Moreover, this strategy of attracting dollars by offering high interest was spurred by the fact that the country was haemorrhaging more foreign currency through paying for imports than it gained through export revenue and remittances. It had to compensate for this “current account deficit”, which averaged 22 percent of GDP from 1990-2020 (IMF data), by borrowing - hence the evidently unstable regime of high interest rates. But how long could it last?
The River Runs Dry
By late 2019, Lebanon was in the midst of a full-fledged dollar shortage, with hospitals unable to secure medical supplies and petrol stations facing closure for lack of fuel. Investors had lost confidence in BDL’s high-interest regime, which, in its assumption of new debt to pay off old debt, had come to resemble a government-level Ponzi scheme.
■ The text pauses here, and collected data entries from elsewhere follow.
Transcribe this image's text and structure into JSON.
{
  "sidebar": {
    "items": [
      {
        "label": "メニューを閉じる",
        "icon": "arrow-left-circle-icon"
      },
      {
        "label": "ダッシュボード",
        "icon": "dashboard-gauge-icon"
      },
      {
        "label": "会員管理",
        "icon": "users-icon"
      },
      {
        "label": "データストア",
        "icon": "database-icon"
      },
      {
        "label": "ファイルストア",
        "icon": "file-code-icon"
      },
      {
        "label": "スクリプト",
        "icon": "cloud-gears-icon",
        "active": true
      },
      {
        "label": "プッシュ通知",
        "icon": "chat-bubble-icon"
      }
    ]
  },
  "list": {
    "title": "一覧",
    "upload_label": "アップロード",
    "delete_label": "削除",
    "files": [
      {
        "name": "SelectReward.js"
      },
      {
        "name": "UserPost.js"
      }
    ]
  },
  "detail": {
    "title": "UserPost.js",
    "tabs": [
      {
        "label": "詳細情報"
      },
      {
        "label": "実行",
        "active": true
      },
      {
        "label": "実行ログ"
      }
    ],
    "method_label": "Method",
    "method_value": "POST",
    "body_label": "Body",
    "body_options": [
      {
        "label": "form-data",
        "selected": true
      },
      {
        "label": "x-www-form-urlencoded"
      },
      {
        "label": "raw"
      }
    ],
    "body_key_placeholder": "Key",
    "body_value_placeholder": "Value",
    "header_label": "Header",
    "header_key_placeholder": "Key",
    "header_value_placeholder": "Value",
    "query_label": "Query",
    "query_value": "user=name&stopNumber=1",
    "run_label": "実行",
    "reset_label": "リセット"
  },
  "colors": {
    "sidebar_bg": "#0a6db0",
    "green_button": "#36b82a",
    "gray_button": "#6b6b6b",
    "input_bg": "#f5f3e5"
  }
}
Even the Arab Gulf states, which had previously committed emergency dollar injections to prop up the lira, now become reluctant in the face of the influence in Lebanon of Iran-supported Hezbollah.
The arbitrary tax on WhatsApp calls, which revealed the government’s dire situation, ignited a financial panic. Lebanese formed long queues at banks to reclaim their dollars as the de facto value of the lira tumbled, only to come up against withdrawal limits and restrictions on transfers abroad that sparked further protests. The banks could save their dollars, but only at the cost of fuelling the political crisis that continues to erase confidence in Lebanon’s economy.
Poverty has become severe, with the World Bank estimating that total poverty “reached 45 percent of the population in 2019, up from about a third in 2018 and from 27.4 percent in 2011-2012”, predicting it to surpass 50 per cent in 2021. Meanwhile, such hardships spare the slim crust of society that has benefited from the financial sector’s generous high-interest policy, with 1 per cent of all deposit accounts holding about half of total deposits in 2017.
Thus, the explosion of August 4th and the coronavirus pandemic merely built upon an ongoing financial, economic and political crisis. However, while Lebanon’s finances have proved fragile, the same could not be said of its people, who have withstood trial and hardship like few others. It is a resilience much needed in these turbulent times.